Thursday, May 29, 2008

You Want To Bet on That?

The poppies are starting to burst all over the garden this week, and each morning we find their furry husks scattered about under the clumps, a somewhat crumpled red poppy waving where a pod was the day before. It's like watching a butterfly come out of its chrysalis - its wings all wet and crinkly and soft. The kids have tried a couple of times to fit the petals back into just a part of the husk, to no avail. The hull of the poppy pod has to be one of the most tactile things around. It's soft and bristley and just begs to be stroked.

Max and I, in a fit of End of the Year-itis, have started betting on which pods will burst next. We have three varieties to choose from: the standard red Oriental, another Oriental called "Princess Victoria Louise," and some Shirley poppies scattered about here and there. The red Orientals are the first so far, but we're really anticipating the Princess Victoria Louises because they have these weirdly elongated layered pods, which are slowly separating like the sides of an articulated bus as it turns a corner. You can see the pale sides coming more into view each day. We almost pulled one apart today, just because, but then came to our senses and left it to come apart without any interference. It's a delightful torture, this waiting around. We're loiterers in the garden, idly betting, hands in our pockets, coins at the ready. Flaneurs. (someone stop me before I start quoting Baudelaire)

Ever glad to be a part of something exciting, the twins are keeping track for us ("Mum! Max! Another poppy in the side border! MUM! MAX!"). They dash onto the deck every morning and gaze about, each hoping to be the first to spot the new one. It's a charming way to start the summer season.

Tuesday, May 27, 2008

I finally found out what this was

Now I ask you, can YOU identify this plant? Special consideration given to out of town guests...

Updated: It's a member of the Lamiaceae family. Mint family. And, it's from Down Under. The leaves are about 1cm long, and the flowers about 2cm long.

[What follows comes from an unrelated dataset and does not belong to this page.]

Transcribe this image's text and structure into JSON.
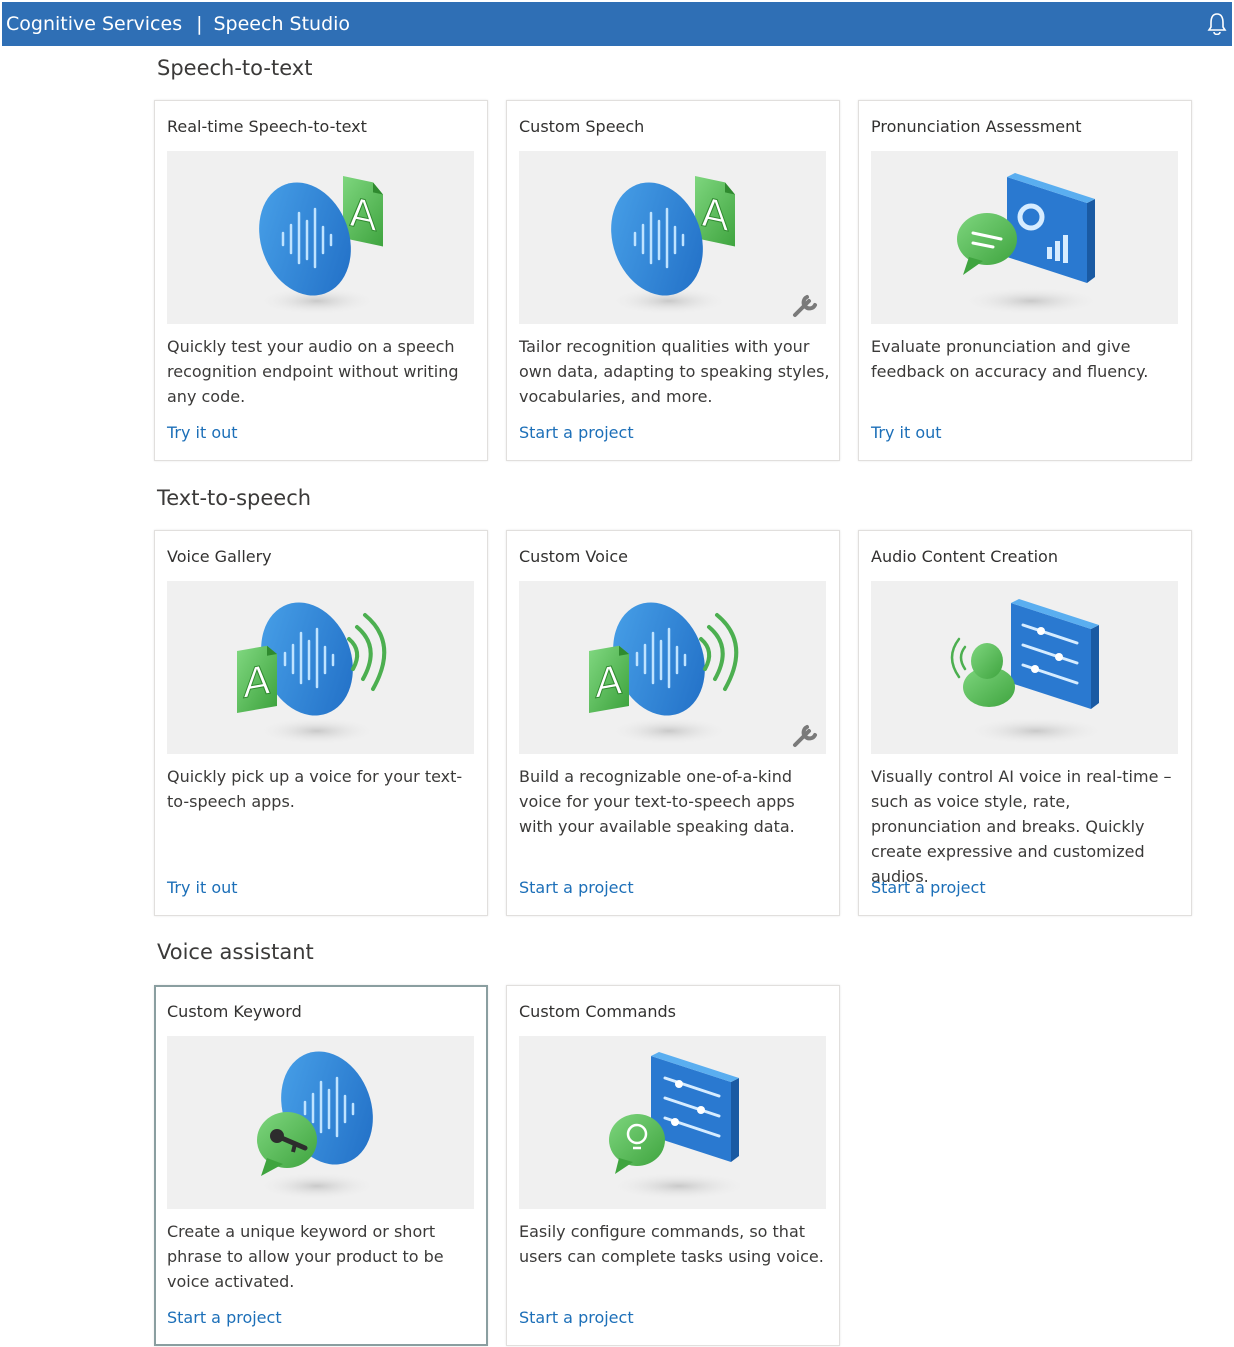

How FDPG Spends Her Time of Late

Tea, toast, and the newspaper. What a little old lady. She was reading an article about a floating bridge and local efforts to fix it. She loves floating bridges. Well, that particular floating bridge, anyhow.

How I Spent An Hour

Last week I noticed some eggs under the hose hanger in the backyard and thought I should take some pictures of them before they hatched, because I could tell they were ladybug eggs. Usually I am joined at the hip with my camera, but for some reason I kept forgetting it (I got sidetracked by some new artichoke plants and having to dig a bigger bed for them, then I had to go find some hay to mulch them, and so on). Then yesterday, while starting to unwind the hose, I noticed that the little yellow egg cluster had turned white - clear even. They'd hatched!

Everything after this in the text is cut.